Licorice Pizza de Paul Thomas Anderson

Quel est ce nouveau film du réalisateur émérite Paul Thomas Anderson ? Est-ce une simple rom com ? Un road movie ? Ou est-ce un mélange fantasque de saveurs à l’image d’une “pizza à la réglisse” ?

Licorice pizza : comme un plan séquence de deux heures treize

Licorice pizza nous emporte et nous piège dès ses premières scènes. Projeté dans un dialogue fuselé entre un adolescent plein de bonhomie et de punchlines bien senties, et une jeune femme de dix ans son aînée qui se prête au jeu d’une conversation drôle et absurde à la fois, le spectateur pressent l’amorce d’une histoire romantique. Pourtant, les dés viennent tout juste d’être lancés par le réalisateur. Nous allons démarrer un jeu rempli de retournements de situations, de règles étranges, de chemins qui n’ont pas vraiment de fins ni d’explications. 

Paul Thomas Anderson manie habilement ces enchaînements de répliques, protagonistes et situations qui s’entrecroisent dans un ordre bien précis. Ce brouillon maîtrisé nous halète, nous intrigue, nous fait nous questionner sur le sens de ces destins pris à la volée. 

La fraîcheur des deux acteurs Alana Haim (dans le rôle d’Alana) et Cooper Hoffman (dans le rôle de Gary) porte cette extravagante aventure. Amoureux transis, ennemis d’une heure, leurs sentiments changent de visages à l’image d’une romance étendue sur dix années. Malgré leurs aventures respectives, Gary et Alana ne cessent de rester les partenaires d’une danse saccadée.

La musique rafraîchissante des années 70, couplée à la colorimétrie rétro de Licorice Pizza, égaye notre âme et ajoute quelques douceurs à cette balade un peu floue.
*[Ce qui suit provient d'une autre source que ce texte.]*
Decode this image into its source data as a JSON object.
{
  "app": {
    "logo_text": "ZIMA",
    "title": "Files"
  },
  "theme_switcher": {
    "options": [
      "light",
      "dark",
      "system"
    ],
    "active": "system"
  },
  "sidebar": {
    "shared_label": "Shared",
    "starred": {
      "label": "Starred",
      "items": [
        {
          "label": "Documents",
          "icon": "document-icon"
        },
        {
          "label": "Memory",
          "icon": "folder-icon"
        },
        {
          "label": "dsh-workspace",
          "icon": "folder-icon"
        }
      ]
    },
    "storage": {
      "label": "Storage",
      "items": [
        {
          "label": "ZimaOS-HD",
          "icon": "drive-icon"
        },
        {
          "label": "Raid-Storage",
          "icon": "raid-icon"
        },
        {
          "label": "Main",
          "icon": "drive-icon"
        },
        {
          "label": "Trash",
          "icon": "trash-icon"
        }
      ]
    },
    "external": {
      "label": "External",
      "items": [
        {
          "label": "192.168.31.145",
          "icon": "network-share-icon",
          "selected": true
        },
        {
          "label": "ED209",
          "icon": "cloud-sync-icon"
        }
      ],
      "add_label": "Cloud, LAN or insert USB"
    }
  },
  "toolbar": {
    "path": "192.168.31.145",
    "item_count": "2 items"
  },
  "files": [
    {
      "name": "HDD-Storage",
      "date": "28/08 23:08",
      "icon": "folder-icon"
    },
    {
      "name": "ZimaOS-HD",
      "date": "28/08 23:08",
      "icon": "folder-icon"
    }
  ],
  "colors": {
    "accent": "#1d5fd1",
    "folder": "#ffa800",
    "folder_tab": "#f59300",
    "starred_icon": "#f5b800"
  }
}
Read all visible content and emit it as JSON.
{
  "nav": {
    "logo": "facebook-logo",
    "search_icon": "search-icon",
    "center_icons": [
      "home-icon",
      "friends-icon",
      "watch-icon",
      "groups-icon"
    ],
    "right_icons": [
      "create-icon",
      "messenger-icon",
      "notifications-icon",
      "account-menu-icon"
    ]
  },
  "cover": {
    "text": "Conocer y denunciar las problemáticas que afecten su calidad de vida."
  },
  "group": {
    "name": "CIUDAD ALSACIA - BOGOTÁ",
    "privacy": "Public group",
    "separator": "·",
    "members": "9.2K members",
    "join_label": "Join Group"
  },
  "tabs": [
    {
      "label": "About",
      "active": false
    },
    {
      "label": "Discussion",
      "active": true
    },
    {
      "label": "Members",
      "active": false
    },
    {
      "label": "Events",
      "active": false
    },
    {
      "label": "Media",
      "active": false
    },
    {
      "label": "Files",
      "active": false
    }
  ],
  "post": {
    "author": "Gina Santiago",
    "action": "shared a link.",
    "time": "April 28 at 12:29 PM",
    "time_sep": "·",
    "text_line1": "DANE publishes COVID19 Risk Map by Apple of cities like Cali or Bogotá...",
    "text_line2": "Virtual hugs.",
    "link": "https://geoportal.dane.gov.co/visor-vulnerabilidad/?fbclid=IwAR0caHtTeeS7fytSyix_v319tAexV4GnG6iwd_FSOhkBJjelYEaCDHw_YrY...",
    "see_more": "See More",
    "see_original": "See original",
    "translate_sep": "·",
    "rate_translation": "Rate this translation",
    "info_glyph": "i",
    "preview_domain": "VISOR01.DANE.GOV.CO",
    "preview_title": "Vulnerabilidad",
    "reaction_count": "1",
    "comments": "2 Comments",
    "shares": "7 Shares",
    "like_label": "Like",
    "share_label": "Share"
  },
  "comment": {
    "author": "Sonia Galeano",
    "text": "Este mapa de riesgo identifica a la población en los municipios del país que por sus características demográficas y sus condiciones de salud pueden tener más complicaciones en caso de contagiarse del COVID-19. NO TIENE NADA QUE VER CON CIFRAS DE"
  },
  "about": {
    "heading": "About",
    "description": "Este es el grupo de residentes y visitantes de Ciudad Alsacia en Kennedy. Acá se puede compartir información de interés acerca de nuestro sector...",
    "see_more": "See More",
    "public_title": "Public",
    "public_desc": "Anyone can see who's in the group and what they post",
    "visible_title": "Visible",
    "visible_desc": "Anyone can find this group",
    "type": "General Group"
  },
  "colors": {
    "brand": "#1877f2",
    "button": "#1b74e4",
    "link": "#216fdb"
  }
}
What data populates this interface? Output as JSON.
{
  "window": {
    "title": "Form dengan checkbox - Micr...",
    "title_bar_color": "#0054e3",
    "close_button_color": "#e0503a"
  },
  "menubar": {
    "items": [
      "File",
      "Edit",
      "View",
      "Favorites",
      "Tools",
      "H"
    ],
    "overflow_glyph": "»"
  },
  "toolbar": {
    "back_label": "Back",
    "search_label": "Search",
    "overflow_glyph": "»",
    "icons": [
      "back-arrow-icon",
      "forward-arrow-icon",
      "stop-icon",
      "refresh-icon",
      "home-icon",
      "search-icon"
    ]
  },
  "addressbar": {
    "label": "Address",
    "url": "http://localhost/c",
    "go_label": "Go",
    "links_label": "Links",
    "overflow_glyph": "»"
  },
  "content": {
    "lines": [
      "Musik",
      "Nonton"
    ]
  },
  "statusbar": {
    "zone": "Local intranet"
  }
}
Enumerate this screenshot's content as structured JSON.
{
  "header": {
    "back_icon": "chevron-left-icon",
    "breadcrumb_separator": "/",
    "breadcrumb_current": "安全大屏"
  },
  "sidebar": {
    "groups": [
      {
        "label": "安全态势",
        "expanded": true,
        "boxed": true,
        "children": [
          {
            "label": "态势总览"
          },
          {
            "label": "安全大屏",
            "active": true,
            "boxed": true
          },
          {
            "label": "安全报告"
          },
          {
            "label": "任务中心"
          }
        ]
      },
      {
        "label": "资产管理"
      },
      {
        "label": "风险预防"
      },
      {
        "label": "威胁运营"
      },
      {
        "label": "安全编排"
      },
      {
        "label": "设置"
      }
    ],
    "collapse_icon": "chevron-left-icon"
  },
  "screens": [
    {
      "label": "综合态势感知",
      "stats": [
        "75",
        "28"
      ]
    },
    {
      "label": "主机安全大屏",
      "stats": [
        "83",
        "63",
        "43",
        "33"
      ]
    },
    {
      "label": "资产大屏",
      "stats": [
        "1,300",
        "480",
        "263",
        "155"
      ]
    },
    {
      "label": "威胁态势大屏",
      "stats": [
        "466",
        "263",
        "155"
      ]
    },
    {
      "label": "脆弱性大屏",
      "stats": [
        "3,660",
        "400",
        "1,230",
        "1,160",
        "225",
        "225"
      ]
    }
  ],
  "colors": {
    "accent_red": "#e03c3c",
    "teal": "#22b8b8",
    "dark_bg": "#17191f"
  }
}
Les embruns de rock et de folk se joignent aux courses des personnages. Quelle est vraiment leur destinée ? 

Licorice Pizza, un film aux multiples ingrédients

Licorice Pizza est donc un long-métrage hybride, à l’image de la filmographie de son réalisateur Paul Thomas Anderson : jamais enfermé dans un genre, il se laisse porter vers des saveurs risquées et parfois difficiles. On peut être saisi comme en dehors. La succession de ces visages connus d’Hollywood peut nous ravir ou tout aussi bien nous gaver dans sa construction en scénettes en fil tendu. Même les héros n’en sont pas vraiment. Ils se perdent, hésitent, défigurent la facette que l’on leur avait prêté initialement. Pourtant, ce qui les rattrape, avant qu’ils ne se perdent totalement, c’est leur fond. Est-ce une mise en abyme du film ? “Si c’est du Paul Thomas Anderson, cela doit forcément avoir un bon fond.« 

Oui mais, voilà. 

À l’image du dernier film de son confrère cinéaste Wes Anderson, The French Dispatch, Paul Thomas Anderson semble appuyer l’idée qu’un film d’auteur de deux heures ne tient qu’à la richesse de la proposition d’acteurs et de situations. Comme si laisser deux jeunes vivre innocemment leur vie était devenu trop fade. Arrivent alors un Sean Penn à la présence discutable et un Bradley Cooper antagoniste au possible.

Peut-être fallait-il toutes ces histoires, tous ces visages, pour que les deux jeunes se recentrent sur la leur ? À vous d’en juger.